Et si la volupté c’était le vol… Petit manifeste anticonformiste signé Mathias Richard – que l’on connaît bien maintenant sur Libr-critique.
Je porte des vêtements volés avec dedans de l’argent volé. Je mange de la nourriture volée et bois de l’eau volée, et du vin volé. A mon poignet, une montre volée ; dans mes mains, un livre volé ; sous mes pieds un bateau volé aux voiles volées.
Je suis dans une voiture volée avec des chaussures volées, un téléphone volé et des lunettes volées.
A côté de moi, une femme volée. Nous partageons des moments volés. Dans ma tête, il y a des mots volés et des pensées volées.
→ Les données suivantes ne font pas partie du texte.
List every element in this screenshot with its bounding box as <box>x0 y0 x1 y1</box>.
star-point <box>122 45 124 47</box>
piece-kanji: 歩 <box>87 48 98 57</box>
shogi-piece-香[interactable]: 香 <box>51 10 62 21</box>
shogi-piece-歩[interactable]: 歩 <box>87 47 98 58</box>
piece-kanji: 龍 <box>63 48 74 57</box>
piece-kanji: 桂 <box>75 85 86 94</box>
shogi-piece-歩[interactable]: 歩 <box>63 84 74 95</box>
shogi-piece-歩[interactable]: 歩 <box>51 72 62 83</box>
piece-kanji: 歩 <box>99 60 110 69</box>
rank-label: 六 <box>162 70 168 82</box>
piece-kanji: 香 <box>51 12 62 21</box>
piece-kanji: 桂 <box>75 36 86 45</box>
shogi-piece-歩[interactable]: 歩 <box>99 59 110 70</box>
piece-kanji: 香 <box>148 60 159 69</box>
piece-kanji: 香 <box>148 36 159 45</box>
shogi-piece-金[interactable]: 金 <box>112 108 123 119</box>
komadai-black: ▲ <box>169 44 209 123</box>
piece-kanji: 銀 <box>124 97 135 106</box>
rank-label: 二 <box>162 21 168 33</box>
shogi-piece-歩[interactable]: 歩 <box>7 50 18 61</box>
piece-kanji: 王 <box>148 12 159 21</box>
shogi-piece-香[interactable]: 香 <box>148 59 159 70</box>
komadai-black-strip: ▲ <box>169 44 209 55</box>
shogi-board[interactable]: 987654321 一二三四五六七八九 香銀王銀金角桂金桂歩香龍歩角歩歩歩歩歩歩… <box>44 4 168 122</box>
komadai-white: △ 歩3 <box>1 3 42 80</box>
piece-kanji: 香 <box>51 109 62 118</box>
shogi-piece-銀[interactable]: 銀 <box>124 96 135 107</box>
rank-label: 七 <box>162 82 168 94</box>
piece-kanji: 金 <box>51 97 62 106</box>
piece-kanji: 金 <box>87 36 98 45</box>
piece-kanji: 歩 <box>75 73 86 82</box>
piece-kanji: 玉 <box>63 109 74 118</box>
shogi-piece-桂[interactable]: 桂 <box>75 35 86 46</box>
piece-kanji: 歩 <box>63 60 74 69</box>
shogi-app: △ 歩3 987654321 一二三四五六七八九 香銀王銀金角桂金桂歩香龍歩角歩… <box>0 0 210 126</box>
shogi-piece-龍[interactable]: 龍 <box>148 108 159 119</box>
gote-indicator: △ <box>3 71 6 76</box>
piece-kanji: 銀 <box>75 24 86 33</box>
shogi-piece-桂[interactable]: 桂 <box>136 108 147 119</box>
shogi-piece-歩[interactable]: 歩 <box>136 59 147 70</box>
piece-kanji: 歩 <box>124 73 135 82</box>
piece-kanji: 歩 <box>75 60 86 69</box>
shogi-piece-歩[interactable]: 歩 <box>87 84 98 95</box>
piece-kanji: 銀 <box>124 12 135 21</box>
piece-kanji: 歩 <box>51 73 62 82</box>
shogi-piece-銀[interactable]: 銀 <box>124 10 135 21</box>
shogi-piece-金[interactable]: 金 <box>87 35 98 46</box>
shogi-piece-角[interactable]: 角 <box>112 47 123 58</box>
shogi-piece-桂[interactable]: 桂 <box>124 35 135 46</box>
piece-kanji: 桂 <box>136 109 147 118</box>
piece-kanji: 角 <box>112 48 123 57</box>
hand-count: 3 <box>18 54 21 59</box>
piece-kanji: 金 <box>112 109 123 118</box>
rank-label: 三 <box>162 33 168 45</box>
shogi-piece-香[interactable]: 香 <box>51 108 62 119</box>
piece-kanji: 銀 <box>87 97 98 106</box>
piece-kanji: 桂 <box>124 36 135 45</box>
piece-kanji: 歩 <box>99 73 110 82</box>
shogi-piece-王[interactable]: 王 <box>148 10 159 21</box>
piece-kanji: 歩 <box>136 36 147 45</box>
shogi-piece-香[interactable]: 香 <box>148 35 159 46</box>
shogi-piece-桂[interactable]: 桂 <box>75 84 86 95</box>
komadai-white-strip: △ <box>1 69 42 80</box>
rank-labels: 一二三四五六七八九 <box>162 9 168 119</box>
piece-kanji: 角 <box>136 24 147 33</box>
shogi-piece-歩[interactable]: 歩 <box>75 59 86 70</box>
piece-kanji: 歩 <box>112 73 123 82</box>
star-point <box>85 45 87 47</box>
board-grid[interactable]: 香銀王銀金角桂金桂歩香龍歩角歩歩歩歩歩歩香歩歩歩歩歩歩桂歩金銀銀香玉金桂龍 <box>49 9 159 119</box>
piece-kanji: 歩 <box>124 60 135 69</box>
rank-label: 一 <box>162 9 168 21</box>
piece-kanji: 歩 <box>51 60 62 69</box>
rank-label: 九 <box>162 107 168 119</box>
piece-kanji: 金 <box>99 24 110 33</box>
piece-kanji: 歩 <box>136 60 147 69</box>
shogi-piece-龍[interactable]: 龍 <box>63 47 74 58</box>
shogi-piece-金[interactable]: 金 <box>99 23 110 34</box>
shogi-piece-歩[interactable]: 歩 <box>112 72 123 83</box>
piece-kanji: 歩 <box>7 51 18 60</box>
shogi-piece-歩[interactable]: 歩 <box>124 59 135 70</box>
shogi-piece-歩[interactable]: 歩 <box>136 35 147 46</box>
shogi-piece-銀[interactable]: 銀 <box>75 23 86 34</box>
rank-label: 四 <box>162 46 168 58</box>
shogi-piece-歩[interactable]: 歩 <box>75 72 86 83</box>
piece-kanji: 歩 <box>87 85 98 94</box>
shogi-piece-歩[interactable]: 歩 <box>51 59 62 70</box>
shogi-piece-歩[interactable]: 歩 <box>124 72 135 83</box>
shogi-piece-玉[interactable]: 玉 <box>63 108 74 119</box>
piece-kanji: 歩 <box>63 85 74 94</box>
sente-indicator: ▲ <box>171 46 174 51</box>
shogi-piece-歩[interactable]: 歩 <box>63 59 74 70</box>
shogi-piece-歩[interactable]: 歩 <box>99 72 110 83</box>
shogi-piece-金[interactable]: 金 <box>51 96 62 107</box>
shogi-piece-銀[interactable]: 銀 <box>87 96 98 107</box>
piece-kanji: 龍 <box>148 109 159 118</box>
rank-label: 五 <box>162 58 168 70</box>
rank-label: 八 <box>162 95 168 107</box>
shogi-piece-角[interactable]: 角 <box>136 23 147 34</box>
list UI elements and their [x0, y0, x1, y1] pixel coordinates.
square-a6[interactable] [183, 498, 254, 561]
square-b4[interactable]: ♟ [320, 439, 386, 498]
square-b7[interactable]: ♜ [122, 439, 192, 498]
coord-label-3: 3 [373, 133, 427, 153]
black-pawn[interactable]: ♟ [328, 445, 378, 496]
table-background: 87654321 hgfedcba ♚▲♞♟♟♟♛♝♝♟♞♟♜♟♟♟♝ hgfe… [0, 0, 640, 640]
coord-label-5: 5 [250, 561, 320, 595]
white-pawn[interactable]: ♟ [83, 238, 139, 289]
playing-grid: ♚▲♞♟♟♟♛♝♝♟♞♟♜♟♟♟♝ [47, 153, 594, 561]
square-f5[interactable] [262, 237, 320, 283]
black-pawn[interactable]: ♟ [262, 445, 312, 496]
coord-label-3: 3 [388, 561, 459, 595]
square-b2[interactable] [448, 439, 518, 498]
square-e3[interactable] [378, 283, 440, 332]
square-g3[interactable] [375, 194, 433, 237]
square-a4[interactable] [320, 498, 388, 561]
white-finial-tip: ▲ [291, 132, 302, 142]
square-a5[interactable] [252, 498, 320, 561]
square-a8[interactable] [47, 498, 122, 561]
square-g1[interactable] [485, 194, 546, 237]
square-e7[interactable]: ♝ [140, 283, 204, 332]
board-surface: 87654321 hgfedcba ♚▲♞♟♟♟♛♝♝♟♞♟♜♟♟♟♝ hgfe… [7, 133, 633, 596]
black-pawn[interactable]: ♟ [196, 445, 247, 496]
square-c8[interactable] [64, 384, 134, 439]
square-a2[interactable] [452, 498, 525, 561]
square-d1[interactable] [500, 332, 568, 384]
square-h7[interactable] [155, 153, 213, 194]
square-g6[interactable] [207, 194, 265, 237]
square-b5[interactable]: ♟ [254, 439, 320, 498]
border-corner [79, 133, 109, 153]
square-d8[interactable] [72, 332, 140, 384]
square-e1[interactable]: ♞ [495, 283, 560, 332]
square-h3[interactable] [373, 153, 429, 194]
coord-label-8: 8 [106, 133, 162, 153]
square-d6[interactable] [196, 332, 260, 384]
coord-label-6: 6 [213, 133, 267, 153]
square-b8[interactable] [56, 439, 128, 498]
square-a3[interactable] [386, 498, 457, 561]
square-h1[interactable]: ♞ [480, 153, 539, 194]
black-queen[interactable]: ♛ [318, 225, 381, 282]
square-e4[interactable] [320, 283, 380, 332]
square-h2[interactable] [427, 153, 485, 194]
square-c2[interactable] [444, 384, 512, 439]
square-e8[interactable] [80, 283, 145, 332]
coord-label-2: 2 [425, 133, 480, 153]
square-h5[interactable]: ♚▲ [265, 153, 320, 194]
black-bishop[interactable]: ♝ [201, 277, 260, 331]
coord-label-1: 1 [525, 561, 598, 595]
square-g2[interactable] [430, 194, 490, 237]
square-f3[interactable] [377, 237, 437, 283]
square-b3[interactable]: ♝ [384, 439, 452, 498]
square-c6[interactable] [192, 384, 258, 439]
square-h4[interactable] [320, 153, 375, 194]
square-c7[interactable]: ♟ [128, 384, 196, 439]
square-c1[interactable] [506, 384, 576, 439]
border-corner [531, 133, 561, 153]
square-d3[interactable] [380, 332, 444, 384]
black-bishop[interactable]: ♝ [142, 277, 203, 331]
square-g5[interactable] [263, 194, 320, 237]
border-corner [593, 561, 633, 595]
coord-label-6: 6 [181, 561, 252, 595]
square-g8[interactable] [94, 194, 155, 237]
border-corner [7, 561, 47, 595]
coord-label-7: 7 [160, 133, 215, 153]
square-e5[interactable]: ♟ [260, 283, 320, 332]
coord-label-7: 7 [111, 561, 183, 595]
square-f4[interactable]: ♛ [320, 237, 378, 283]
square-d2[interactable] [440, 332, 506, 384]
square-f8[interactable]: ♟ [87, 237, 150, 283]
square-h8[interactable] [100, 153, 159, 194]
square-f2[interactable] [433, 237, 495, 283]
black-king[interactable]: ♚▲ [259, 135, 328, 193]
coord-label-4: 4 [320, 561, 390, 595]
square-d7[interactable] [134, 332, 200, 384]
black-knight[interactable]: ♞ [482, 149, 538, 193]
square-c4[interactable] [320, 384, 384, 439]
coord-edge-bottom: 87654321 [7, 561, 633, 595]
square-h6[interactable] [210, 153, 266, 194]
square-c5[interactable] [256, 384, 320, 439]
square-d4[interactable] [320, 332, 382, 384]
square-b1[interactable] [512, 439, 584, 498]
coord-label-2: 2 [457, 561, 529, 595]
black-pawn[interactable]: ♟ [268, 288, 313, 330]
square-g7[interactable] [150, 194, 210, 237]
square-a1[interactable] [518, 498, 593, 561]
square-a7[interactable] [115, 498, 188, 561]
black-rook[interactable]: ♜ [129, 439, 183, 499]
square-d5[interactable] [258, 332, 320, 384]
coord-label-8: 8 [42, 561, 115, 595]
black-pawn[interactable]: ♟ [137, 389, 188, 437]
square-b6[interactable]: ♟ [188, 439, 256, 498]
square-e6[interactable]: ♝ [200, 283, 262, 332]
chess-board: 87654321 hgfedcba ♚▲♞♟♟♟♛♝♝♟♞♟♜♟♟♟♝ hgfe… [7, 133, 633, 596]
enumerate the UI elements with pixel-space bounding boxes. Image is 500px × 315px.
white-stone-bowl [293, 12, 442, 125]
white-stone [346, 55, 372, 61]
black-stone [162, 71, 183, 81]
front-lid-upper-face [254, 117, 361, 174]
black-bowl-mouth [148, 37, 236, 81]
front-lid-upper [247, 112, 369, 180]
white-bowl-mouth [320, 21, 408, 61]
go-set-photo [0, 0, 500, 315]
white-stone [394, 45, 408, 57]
Je vole dans un avion volé aux ailes volées. Tout est volé sur moi, tout est volé en moi, tout ce que j’ai est volé, tout ce que j’ai, je ne l’ai pas, tout ce que j’ai, n’est pas à moi, j’ai volé, je vole, je volerai, l’air que je respire est volé, chaque instant est volé, le passé est volé, le futur est volé, le présent est volé, mon futur je dois le voler, mon présent je dois le voler, mon passé j’ai dû le voler, j’ai volé ce sourire, ces mimiques, ces expressions. J’ai volé ce langage et ces idées et ce clin d’œil.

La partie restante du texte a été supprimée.